Germany abolishes debt brake—€500 billion cost sparks fiscal crisis fears
Germany’s debt brake has been scrapped after the February 2025 federal election. The move followed intense negotiations between coalition partners and federal states, costing taxpayers €500 billion. Critics argue the suspension has weakened trust in how new borrowing is managed. The outgoing Bundestag first suspended the debt brake by amending the Basic Law. This required a two-thirds majority, secured with support from the Green Party. Three days later, on March 21, 2025, the Bundesrat approved the change after a second emergency session.
Meanwhile, the European Commission funded NGEU projects with €380 billion in credit during early 2025. These EU loans, however, demand higher contributions from member states, adding further strain to national budgets.

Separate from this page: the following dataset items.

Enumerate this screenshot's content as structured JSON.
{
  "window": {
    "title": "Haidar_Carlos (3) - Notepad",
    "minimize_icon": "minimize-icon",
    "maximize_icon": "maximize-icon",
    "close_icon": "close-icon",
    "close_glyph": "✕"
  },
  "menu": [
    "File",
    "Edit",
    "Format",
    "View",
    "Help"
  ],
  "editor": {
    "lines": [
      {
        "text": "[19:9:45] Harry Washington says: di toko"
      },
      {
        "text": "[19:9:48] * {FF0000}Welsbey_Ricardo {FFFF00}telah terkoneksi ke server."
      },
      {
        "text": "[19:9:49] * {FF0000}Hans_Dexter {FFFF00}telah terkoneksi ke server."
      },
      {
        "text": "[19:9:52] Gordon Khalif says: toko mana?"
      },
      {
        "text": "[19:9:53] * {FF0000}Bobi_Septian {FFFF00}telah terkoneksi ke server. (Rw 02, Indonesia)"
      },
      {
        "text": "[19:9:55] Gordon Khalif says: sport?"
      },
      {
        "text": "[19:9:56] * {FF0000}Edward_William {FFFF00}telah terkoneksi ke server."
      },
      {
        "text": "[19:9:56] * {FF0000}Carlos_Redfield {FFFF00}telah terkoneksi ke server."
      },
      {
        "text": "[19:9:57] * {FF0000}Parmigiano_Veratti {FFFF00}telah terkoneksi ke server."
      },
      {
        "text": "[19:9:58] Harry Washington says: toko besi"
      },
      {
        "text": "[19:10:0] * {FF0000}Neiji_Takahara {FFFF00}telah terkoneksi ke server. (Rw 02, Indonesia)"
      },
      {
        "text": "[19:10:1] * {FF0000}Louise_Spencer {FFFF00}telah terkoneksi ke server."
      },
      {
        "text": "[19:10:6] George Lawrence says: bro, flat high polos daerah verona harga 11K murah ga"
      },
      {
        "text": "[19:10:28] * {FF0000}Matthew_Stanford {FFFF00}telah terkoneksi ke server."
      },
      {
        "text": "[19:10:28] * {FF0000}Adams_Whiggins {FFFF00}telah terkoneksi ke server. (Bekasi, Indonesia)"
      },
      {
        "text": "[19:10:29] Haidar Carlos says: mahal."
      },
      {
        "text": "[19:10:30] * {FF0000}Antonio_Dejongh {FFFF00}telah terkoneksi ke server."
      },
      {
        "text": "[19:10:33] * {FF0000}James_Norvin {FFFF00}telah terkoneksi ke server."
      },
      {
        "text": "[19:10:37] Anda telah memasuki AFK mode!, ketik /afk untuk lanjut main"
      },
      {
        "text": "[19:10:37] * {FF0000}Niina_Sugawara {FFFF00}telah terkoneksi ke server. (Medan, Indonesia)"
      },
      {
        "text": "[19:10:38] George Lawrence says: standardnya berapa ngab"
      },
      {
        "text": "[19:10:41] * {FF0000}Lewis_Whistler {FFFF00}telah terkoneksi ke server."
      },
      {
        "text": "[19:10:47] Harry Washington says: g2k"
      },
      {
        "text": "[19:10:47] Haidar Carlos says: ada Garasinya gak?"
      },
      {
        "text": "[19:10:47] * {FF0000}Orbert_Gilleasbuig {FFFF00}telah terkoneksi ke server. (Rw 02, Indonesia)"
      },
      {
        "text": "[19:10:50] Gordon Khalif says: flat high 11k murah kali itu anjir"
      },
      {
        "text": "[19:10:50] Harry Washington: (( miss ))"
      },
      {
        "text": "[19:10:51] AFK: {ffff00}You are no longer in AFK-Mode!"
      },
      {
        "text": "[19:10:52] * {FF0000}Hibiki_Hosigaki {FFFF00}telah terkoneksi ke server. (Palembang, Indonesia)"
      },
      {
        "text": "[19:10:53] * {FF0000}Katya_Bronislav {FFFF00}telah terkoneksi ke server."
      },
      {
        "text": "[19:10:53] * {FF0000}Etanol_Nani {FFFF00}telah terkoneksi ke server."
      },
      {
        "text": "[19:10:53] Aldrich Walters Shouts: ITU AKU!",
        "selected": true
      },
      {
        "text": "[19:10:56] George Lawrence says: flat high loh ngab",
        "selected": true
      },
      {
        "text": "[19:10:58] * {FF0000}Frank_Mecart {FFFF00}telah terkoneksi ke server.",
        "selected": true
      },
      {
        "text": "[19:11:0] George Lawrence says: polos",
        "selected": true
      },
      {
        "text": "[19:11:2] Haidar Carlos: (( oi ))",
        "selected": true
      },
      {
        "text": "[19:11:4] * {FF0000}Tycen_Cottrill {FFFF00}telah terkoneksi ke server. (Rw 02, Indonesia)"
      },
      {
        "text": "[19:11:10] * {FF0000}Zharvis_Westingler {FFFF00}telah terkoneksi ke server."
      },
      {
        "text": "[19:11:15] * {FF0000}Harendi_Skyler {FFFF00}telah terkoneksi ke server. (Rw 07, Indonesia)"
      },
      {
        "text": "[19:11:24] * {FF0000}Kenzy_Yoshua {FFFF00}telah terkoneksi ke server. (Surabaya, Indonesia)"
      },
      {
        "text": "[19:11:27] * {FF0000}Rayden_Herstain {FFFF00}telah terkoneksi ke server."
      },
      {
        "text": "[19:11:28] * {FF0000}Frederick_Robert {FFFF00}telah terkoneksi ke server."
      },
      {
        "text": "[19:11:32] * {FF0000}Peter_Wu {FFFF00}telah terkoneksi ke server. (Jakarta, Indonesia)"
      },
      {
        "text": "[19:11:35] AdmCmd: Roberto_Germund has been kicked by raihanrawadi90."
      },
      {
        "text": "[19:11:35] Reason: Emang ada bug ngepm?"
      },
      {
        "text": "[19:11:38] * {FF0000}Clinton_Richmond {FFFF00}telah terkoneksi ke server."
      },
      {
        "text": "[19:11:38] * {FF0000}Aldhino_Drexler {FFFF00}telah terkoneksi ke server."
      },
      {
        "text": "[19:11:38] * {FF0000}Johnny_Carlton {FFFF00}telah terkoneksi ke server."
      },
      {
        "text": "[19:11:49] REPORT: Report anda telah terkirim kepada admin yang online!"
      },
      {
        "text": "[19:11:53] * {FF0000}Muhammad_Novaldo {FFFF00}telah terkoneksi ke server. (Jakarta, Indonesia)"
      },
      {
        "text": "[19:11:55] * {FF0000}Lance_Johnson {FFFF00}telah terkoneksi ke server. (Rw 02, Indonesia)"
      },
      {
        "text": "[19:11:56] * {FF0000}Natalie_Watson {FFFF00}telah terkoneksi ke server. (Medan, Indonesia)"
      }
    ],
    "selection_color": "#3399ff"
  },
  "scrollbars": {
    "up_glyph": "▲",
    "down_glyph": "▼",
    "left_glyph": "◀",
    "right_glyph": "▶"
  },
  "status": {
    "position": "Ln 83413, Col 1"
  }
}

The new coalition—comprising the CDU, CSU, and SPD—officially abolished the debt brake to form a government. But the financial consequences are already clear. A reduced hospitality tax alone will drain public funds by €4 to €5 billion each year. Rising interest rates, now above 3%, leave little space for long-term investments.
Local governments are also under pressure. Municipal deficits have surpassed €30 billion, forcing states to confront deepening financial shortfalls. The debt brake’s removal has unlocked borrowing but at a steep cost. With interest payments climbing and EU loan conditions tightening, Germany’s fiscal flexibility remains limited. The coming years will test how the government balances spending demands against mounting debt.